The choreography starts slow with in and out, arms like giant jaws closing and opening around our heads. We throw our hand out to the side, both hands hit our thighs and we plunge our arms above our heads as if to be saved from drowning. Open palms turn to fists. We walk sideways, hips just barely rolling down one at a time. We draw our arms down to embrace our invisible partner, chest raised on one side, and turn. Slap both hands on our chest, thighs and raise our arms high again with serious attention.
And then Juan asks the people in the back row to come up front. He looks at my feet. Shit. I quickly ask for forgiveness and get right next to him in the mirror.
His passion is contagious. My facial expression shifts with his. I feel a glimpse of what a Spanish flamenco dancer might feel like. We all move together in the intimate studio, almost touching the front mirror. It is as if we are one.
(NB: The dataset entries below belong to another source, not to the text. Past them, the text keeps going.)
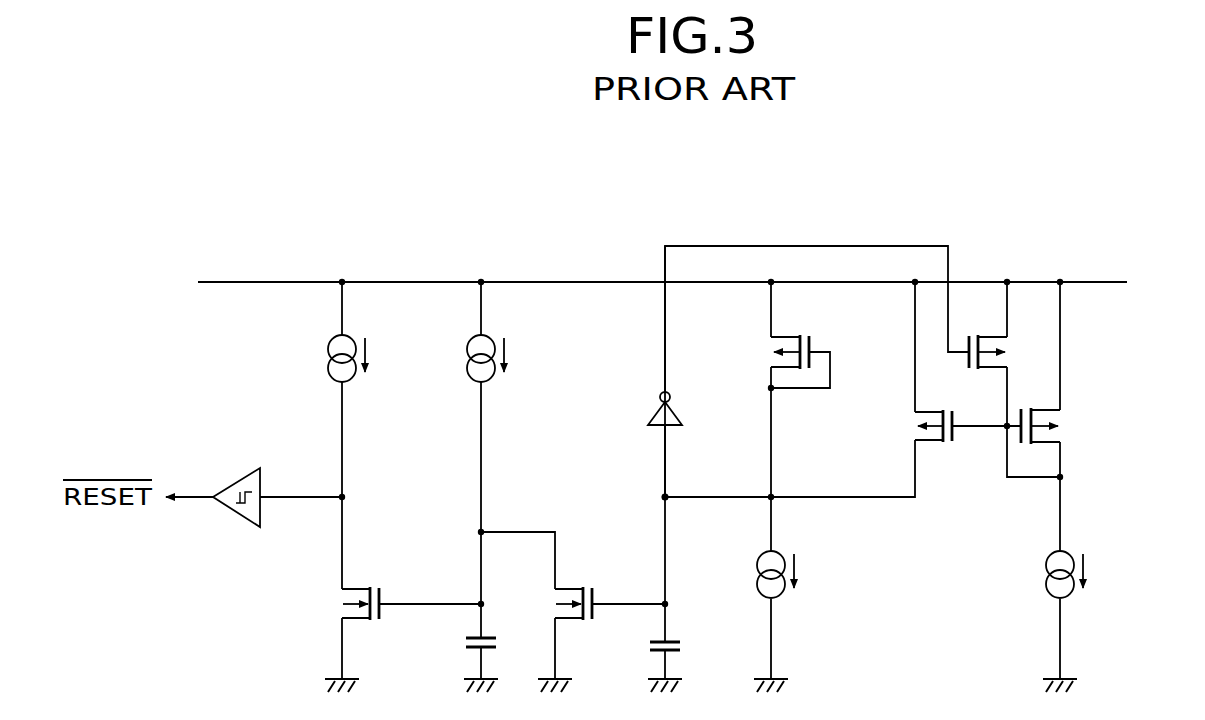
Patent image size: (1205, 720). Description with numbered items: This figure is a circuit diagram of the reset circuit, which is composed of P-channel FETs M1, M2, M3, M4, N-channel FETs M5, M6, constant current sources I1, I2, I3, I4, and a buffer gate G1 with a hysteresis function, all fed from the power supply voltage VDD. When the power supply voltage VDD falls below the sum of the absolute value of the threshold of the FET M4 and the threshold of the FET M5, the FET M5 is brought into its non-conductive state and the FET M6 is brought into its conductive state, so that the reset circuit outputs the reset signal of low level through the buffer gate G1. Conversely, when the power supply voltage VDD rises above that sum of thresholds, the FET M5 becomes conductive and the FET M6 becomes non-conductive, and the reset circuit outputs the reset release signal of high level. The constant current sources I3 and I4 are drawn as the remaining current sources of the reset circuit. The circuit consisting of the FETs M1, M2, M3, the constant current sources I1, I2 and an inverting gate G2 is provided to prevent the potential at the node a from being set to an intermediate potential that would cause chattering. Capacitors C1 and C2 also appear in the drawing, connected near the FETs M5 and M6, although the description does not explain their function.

The buffer gate G1 is at (238, 478).
The inverting gate G2 is at (678, 412).
The node a is at (668, 494).
The constant current source I1 is at (1077, 574).
The constant current source I2 is at (788, 574).
The constant current source I3 is at (498, 358).
The constant current source I4 is at (359, 358).
The P-channel FET M1 is at (1062, 424).
The P-channel FET M2 is at (938, 445).
The P-channel FET M3 is at (975, 334).
The P-channel FET M4 is at (787, 334).
The N-channel FET M5 is at (571, 588).
The N-channel FET M6 is at (358, 588).
The capacitor C1 is at (670, 662).
The capacitor C2 is at (490, 660).
The power supply voltage VDD is at (687, 285).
The class ends and we file out of the studio. Everyone looks pleased. A rack of skirts and scarves awaits us. Jesus shows me the skirt that Laurel Sonne bought from him on one of her trips to Seville. I am tracing her footsteps. A long fringe scarf my eye, and in the studio mirror Jesus shows me five ways to wear it on my hips, shoulders and chest. I buy it to add to my collection of cherished costumes back home. Jesus kisses on my cheeks as I leave. It’s as if I am leaving a place I have been many times before. Less than three hours passed, and so much changed.
A cloud carries me away from the studio. The colors outside are richer. My smile is inescapable. Everything is music. I go to have lunch in a vegan restaurant called Gaia and then drink wine in Triana with my mother.
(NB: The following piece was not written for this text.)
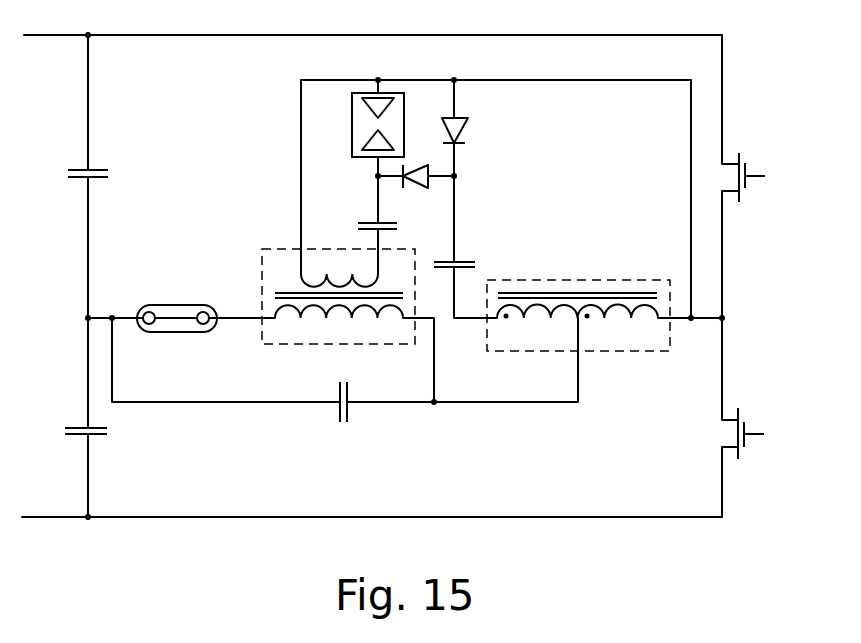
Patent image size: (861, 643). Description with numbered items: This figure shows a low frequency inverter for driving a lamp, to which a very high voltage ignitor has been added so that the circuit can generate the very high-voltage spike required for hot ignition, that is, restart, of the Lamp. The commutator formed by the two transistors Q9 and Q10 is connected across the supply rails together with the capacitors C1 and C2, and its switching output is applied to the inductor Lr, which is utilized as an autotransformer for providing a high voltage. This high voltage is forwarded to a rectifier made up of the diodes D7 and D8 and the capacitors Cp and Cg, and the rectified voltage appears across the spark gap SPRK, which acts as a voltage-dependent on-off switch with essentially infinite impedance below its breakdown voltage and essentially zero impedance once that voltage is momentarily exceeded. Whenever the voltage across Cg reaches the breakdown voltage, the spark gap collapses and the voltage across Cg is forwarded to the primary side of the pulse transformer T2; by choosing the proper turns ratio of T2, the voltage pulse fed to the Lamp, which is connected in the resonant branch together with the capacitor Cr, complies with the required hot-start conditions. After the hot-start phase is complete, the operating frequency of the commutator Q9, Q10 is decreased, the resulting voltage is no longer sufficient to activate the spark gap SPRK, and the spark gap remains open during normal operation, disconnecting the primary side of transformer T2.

And soon it is time for another flamenco class. Angel’s studio in Triana feels different. It looks like the students have been here longer than one week, and the turn class will probably be the last one of their day. The studio is full of students finishing another class.
Bruna welcomes me in the sunny office. I thank her and Angel for allowing me to drop in and take a photo to send to Laurel. I apologized in advance for dancing barefoot. Bruna suggests dancing in my sandals, but I know they will not stay on while turning. I just say “Ok” and bring the sandals into the back row of the studio.
We jump right in to the turns. Angel raises himself up on one toe and does a quarter turn, then a half turn, and then a full turn. His form was angelic, so straight and perfect. And then he adds footwork.
Toe heel, toe heel, step back in preparation, and turn.
And then we add the arms. We change directions, switching between half and full and quarter turns. We are starting to get it, and then he stops the class. He wants us to do the step for him one by one and give us personal feedback. Inside my head I refuse to get nervous, and trust my body. Angel claps and counts the rhythm out for each of us. His claps are so powerful and encouraging that we cannot hear any other rhythm but his.
It is my turn. Angel tells me to stay forward. I did not realize that I was leaning back. He says it again in English. Stay forward.
And the footwork gets harder. Again, I refuse to feel inferior. I focus on replicating the teacher even when losing my balance and the steps.
Bruna brings a chair into the studio so my mother can watch. She glows.
The one-hour class ends with applause, and quickly shake off the feeling that I was not good enough to be in the class. When we did the new step for Angel one by one, it was clear that we were all as good as we could be at that moment, and we were on our way to getting better and better.
My legs are tired. My feet feel strange. My heart is happy.